We overrule point one.
In points of error two and three, appellant contends the trial court erred in granting Press’s motion for summary judgment and denying his motion. We cannot reach the merits of these points because the motions and any responses are not in the clerk’s record. See Mallios v. Standard Ins. Co., 237 S.W.3d 778, 782–83 & n.6 (Tex. App.—Houston [14th Dist.] 2007, pet. denied), cert. denied, 129 S. Ct. 56 (2008); Atchison v. Weingarten Realty Mgmt. Co., 916 S.W.2d 74, 77 (Tex. App.—Houston [1st Dist.] 1996, no pet.).

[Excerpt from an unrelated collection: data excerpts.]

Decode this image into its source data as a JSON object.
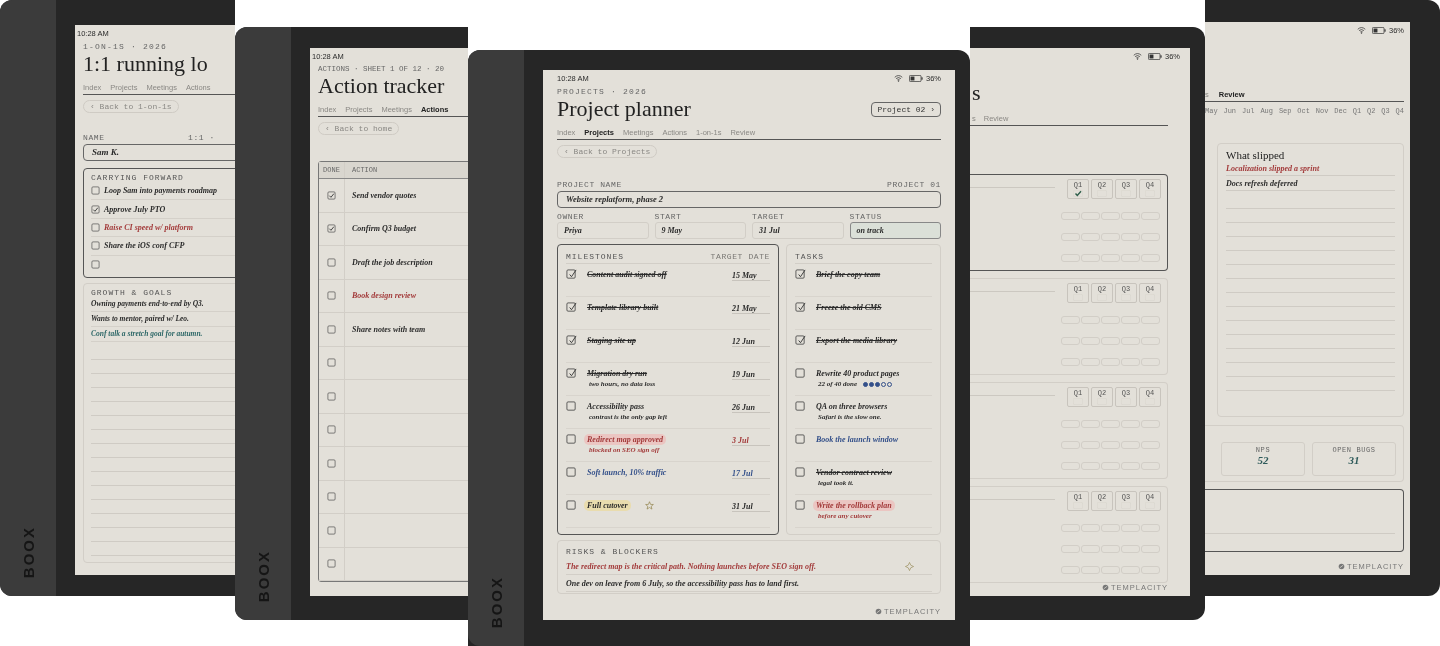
{
  "left_device": {
    "brand": "BOOX",
    "time": "10:28 AM",
    "eyebrow": "1-ON-1S · 2026",
    "title": "1:1 running lo",
    "tabs": [
      {
        "label": "Index",
        "selected": false
      },
      {
        "label": "Projects",
        "selected": false
      },
      {
        "label": "Meetings",
        "selected": false
      },
      {
        "label": "Actions",
        "selected": false
      }
    ],
    "back": "‹ Back to 1-on-1s",
    "name_label": "NAME",
    "name_meta": "1:1 ·",
    "name_value": "Sam K.",
    "carrying": {
      "title": "CARRYING FORWARD",
      "items": [
        {
          "text": "Loop Sam into payments roadmap",
          "checked": false,
          "color": "#2b2b2b"
        },
        {
          "text": "Approve July PTO",
          "checked": true,
          "color": "#2b2b2b"
        },
        {
          "text": "Raise CI speed w/ platform",
          "checked": false,
          "color": "#a33b3b"
        },
        {
          "text": "Share the iOS conf CFP",
          "checked": false,
          "color": "#2b2b2b"
        },
        {
          "checked": false
        }
      ]
    },
    "growth": {
      "title": "GROWTH & GOALS",
      "lines": [
        {
          "text": "Owning payments end-to-end by Q3.",
          "color": "#2b2b2b"
        },
        {
          "text": "Wants to mentor, paired w/ Leo.",
          "color": "#2b2b2b"
        },
        {
          "text": "Conf talk a stretch goal for autumn.",
          "color": "#2e6868"
        }
      ]
    }
  },
  "actions_device": {
    "brand": "BOOX",
    "time": "10:28 AM",
    "eyebrow": "ACTIONS · SHEET 1 OF 12 · 20",
    "title": "Action tracker",
    "tabs": [
      {
        "label": "Index",
        "selected": false
      },
      {
        "label": "Projects",
        "selected": false
      },
      {
        "label": "Meetings",
        "selected": false
      },
      {
        "label": "Actions",
        "selected": true
      }
    ],
    "back": "‹ Back to home",
    "columns": [
      "DONE",
      "ACTION"
    ],
    "rows": [
      {
        "text": "Send vendor quotes",
        "checked": true,
        "color": "#2b2b2b"
      },
      {
        "text": "Confirm Q3 budget",
        "checked": true,
        "color": "#2b2b2b"
      },
      {
        "text": "Draft the job description",
        "checked": false,
        "color": "#2b2b2b"
      },
      {
        "text": "Book design review",
        "checked": false,
        "color": "#a33b3b"
      },
      {
        "text": "Share notes with team",
        "checked": false,
        "color": "#2b2b2b"
      },
      {
        "checked": false
      },
      {
        "checked": false
      },
      {
        "checked": false
      },
      {
        "checked": false
      },
      {
        "checked": false
      },
      {
        "checked": false
      },
      {
        "checked": false
      }
    ]
  },
  "planner_device": {
    "brand": "BOOX",
    "time": "10:28 AM",
    "battery": "36%",
    "eyebrow": "PROJECTS · 2026",
    "title": "Project planner",
    "project_switch": "Project 02 ›",
    "tabs": [
      {
        "label": "Index",
        "selected": false
      },
      {
        "label": "Projects",
        "selected": true
      },
      {
        "label": "Meetings",
        "selected": false
      },
      {
        "label": "Actions",
        "selected": false
      },
      {
        "label": "1-on-1s",
        "selected": false
      },
      {
        "label": "Review",
        "selected": false
      }
    ],
    "back": "‹ Back to Projects",
    "name_label": "PROJECT NAME",
    "name_meta": "PROJECT 01",
    "name_value": "Website replatform, phase 2",
    "fields": [
      {
        "label": "OWNER",
        "value": "Priya",
        "selected": false
      },
      {
        "label": "START",
        "value": "9 May",
        "selected": false
      },
      {
        "label": "TARGET",
        "value": "31 Jul",
        "selected": false
      },
      {
        "label": "STATUS",
        "value": "on track",
        "selected": true
      }
    ],
    "milestones": {
      "title": "MILESTONES",
      "date_heading": "TARGET DATE",
      "items": [
        {
          "text": "Content audit signed off",
          "date": "15 May",
          "checked": true,
          "color": "#2b2b2b"
        },
        {
          "text": "Template library built",
          "date": "21 May",
          "checked": true,
          "color": "#2b2b2b"
        },
        {
          "text": "Staging site up",
          "date": "12 Jun",
          "checked": true,
          "color": "#2b2b2b"
        },
        {
          "text": "Migration dry run",
          "note": "two hours, no data loss",
          "date": "19 Jun",
          "checked": true,
          "color": "#2b2b2b"
        },
        {
          "text": "Accessibility pass",
          "note": "contrast is the only gap left",
          "date": "26 Jun",
          "checked": false,
          "color": "#2b2b2b"
        },
        {
          "text": "Redirect map approved",
          "note": "blocked on SEO sign off",
          "date": "3 Jul",
          "checked": false,
          "color": "#a33b3b",
          "highlight": true
        },
        {
          "text": "Soft launch, 10% traffic",
          "date": "17 Jul",
          "checked": false,
          "color": "#34508a"
        },
        {
          "text": "Full cutover",
          "date": "31 Jul",
          "checked": false,
          "color": "#2b2b2b",
          "highlight": true,
          "starred": true
        }
      ]
    },
    "tasks": {
      "title": "TASKS",
      "items": [
        {
          "text": "Brief the copy team",
          "checked": true,
          "struck": true,
          "color": "#2b2b2b"
        },
        {
          "text": "Freeze the old CMS",
          "checked": true,
          "struck": true,
          "color": "#2b2b2b"
        },
        {
          "text": "Export the media library",
          "checked": true,
          "struck": true,
          "color": "#2b2b2b"
        },
        {
          "text": "Rewrite 40 product pages",
          "note": "22 of 40 done",
          "stars": 3,
          "checked": false,
          "struck": false,
          "color": "#2b2b2b"
        },
        {
          "text": "QA on three browsers",
          "note": "Safari is the slow one.",
          "checked": false,
          "struck": false,
          "color": "#2b2b2b"
        },
        {
          "text": "Book the launch window",
          "checked": false,
          "struck": false,
          "color": "#34508a"
        },
        {
          "text": "Vendor contract review",
          "note": "legal took it.",
          "checked": false,
          "struck": true,
          "color": "#2b2b2b"
        },
        {
          "text": "Write the rollback plan",
          "note": "before any cutover",
          "checked": false,
          "struck": false,
          "color": "#a33b3b",
          "highlight": true
        }
      ]
    },
    "risks": {
      "title": "RISKS & BLOCKERS",
      "lines": [
        {
          "text": "The redirect map is the critical path. Nothing launches before SEO sign off.",
          "color": "#a33b3b"
        },
        {
          "text": "One dev on leave from 6 July, so the accessibility pass has to land first.",
          "color": "#2b2b2b"
        }
      ]
    },
    "footer": "TEMPLACITY"
  },
  "quarters_device": {
    "battery": "36%",
    "title": "s",
    "tabs": [
      {
        "label": "s",
        "selected": false
      },
      {
        "label": "Review",
        "selected": false
      }
    ],
    "cards": [
      {
        "selected": true,
        "quarters": [
          {
            "label": "Q1",
            "checked": true
          },
          {
            "label": "Q2",
            "checked": false
          },
          {
            "label": "Q3",
            "checked": false
          },
          {
            "label": "Q4",
            "checked": false
          }
        ]
      },
      {
        "selected": false,
        "quarters": [
          {
            "label": "Q1",
            "checked": false
          },
          {
            "label": "Q2",
            "checked": false
          },
          {
            "label": "Q3",
            "checked": false
          },
          {
            "label": "Q4",
            "checked": false
          }
        ]
      },
      {
        "selected": false,
        "quarters": [
          {
            "label": "Q1",
            "checked": false
          },
          {
            "label": "Q2",
            "checked": false
          },
          {
            "label": "Q3",
            "checked": false
          },
          {
            "label": "Q4",
            "checked": false
          }
        ]
      },
      {
        "selected": false,
        "quarters": [
          {
            "label": "Q1",
            "checked": false
          },
          {
            "label": "Q2",
            "checked": false
          },
          {
            "label": "Q3",
            "checked": false
          },
          {
            "label": "Q4",
            "checked": false
          }
        ]
      }
    ],
    "footer": "TEMPLACITY"
  },
  "review_device": {
    "battery": "36%",
    "tabs": [
      {
        "label": "s",
        "selected": false
      },
      {
        "label": "Review",
        "selected": true
      }
    ],
    "months": [
      "May",
      "Jun",
      "Jul",
      "Aug",
      "Sep",
      "Oct",
      "Nov",
      "Dec",
      "Q1",
      "Q2",
      "Q3",
      "Q4"
    ],
    "slipped": {
      "title": "What slipped",
      "lines": [
        {
          "text": "Localization slipped a sprint",
          "color": "#a33b3b"
        },
        {
          "text": "Docs refresh deferred",
          "color": "#2b2b2b"
        }
      ]
    },
    "stats": [
      {
        "label": "NPS",
        "value": "52"
      },
      {
        "label": "OPEN BUGS",
        "value": "31"
      }
    ],
    "footer": "TEMPLACITY"
  }
}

We overrule points two and three.
Conclusion
We affirm the judgment of the trial court.
Michael Massengale
Justice
Panel consists of Chief Justice Radack and Justices Bland and Massengale.
[1] The Peeler doctrine holds that unless a convict’s criminal conviction has been overturned, the cause in fact for any injury flowing from the conviction is the convict’s illegal conduct, rather than the negligence or malfeasance by the convict’s lawyer. See Peeler, 909 S.W.2d at 498.
[2] Appellant filed an amended pro se notice of appeal that purported to list his wife as an appellant. This Court’s October 15, 2008 order allowing the filing of the amended notice of appeal noted that appellant’s wife did not sign the notice of appeal. Appellant cannot represent his wife unless he is a member of the State Bar of Texas or otherwise qualifies for the limited practice of law. See Tex. Gov’t Code Ann. § 81.102 (Vernon 2005); Magaha v. Holmes, 886 S.W.2d 447, 448 (Tex. App.—Houston [1st Dist.] 1994, no writ). Neither appellant nor his wife has responded to our October 15, 2008 order by appellant claiming he can practice law or appellant’s wife filing her own pro se notice of appeal.